これにより、企業は自社株買いや株主還元の強化など、宝のありか(企業価値)を分かりやすく示すようになりました。これは、価値ある企業を発掘したいクジラたちにとっては絶好のチャンスです。 -
円安という追い風
長引く円安は、海外のクジラたちにとって日本の魅力的な企業の株が「バーゲンセール」に見える効果があります。
同じ1ドルでもより多くの円が手に入るため、日本の資産を買いやすくなっているのです。
この二つの大きな追い風が、クジラたちを日本の海へと引き寄せています。彼らの動きをただ後追いするのではなく、その行動パターンを学び、潮目を先読みすることが、この航海の成功の鍵となるでしょう。
🐋 クジラの痕跡を発見する――公開情報という名の痕跡
ホエールウォッチングの第一歩は、クジラがどこに現れたかを知ることから始まります。幸いなことに、彼らは公的な「痕跡」を残してくれます。
クジラ発見の第一報! (大量保有報告書)
「5%ルール」という言葉を聞いたことがあるでしょうか。
これは、ある投資家が上場企業の株を5%以上保有した際に、5営業日以内に金融庁の「EDINET」というサイトで報告しなければならない、という決まりです。

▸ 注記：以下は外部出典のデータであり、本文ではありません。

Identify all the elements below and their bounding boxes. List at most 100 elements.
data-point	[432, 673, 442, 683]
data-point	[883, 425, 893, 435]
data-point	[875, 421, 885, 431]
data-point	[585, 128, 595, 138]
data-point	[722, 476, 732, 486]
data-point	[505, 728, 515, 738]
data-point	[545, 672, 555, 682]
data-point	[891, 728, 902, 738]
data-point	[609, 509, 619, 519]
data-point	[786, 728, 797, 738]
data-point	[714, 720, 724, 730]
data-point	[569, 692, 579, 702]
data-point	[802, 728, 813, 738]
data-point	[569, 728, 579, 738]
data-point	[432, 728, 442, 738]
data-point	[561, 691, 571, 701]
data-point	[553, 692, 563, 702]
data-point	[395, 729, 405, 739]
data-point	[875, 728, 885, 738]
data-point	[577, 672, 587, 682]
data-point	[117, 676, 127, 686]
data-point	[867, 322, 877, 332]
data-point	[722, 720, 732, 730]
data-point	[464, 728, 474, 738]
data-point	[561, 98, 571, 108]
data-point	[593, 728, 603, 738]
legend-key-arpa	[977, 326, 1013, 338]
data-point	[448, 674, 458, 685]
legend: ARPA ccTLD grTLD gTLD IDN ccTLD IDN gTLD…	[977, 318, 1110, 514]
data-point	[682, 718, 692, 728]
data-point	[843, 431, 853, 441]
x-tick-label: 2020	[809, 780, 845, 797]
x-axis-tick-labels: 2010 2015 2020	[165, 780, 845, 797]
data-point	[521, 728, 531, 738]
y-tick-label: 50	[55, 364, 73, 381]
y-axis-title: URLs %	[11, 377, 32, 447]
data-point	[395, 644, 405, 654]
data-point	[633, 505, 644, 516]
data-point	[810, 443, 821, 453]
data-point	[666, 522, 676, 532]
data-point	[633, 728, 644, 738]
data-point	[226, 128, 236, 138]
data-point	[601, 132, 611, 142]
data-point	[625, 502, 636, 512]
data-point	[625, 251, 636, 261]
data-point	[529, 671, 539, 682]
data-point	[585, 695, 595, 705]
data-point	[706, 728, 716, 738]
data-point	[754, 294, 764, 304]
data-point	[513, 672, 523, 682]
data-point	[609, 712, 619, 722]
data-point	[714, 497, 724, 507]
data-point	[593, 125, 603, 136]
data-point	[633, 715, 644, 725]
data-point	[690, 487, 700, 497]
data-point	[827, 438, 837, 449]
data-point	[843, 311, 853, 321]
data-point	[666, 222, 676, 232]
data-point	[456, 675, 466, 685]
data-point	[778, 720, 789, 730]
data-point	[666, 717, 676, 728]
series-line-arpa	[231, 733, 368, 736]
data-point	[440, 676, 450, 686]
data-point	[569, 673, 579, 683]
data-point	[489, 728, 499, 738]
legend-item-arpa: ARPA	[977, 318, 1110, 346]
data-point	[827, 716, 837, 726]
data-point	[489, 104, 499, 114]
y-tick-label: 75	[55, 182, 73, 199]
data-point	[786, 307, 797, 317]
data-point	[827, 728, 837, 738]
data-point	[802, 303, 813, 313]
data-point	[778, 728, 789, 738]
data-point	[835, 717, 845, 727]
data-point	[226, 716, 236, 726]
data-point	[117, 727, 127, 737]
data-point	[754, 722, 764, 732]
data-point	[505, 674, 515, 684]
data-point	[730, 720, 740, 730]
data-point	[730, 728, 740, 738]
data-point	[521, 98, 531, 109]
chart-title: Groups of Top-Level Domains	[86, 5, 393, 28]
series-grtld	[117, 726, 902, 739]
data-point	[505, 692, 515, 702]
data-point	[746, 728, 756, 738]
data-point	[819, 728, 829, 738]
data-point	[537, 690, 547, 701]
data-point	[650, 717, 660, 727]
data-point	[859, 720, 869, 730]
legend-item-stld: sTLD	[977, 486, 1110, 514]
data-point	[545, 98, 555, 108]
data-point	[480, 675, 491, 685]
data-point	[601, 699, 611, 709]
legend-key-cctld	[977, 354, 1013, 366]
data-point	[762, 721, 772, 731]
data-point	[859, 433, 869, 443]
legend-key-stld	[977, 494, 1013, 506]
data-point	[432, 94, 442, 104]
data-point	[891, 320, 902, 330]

これが私たちにとって「この海域にクジラが現れたぞ!」という最初の公式な知らせになります。
本当に重要なのは「変更報告書」
5%報告で満足してはいけません。
ウォッチングの醍醐味は、その後の「変更報告書」にあります。保有割合が1%以上増えたり減ったりした場合、彼らは再び報告書を提出する義務があります。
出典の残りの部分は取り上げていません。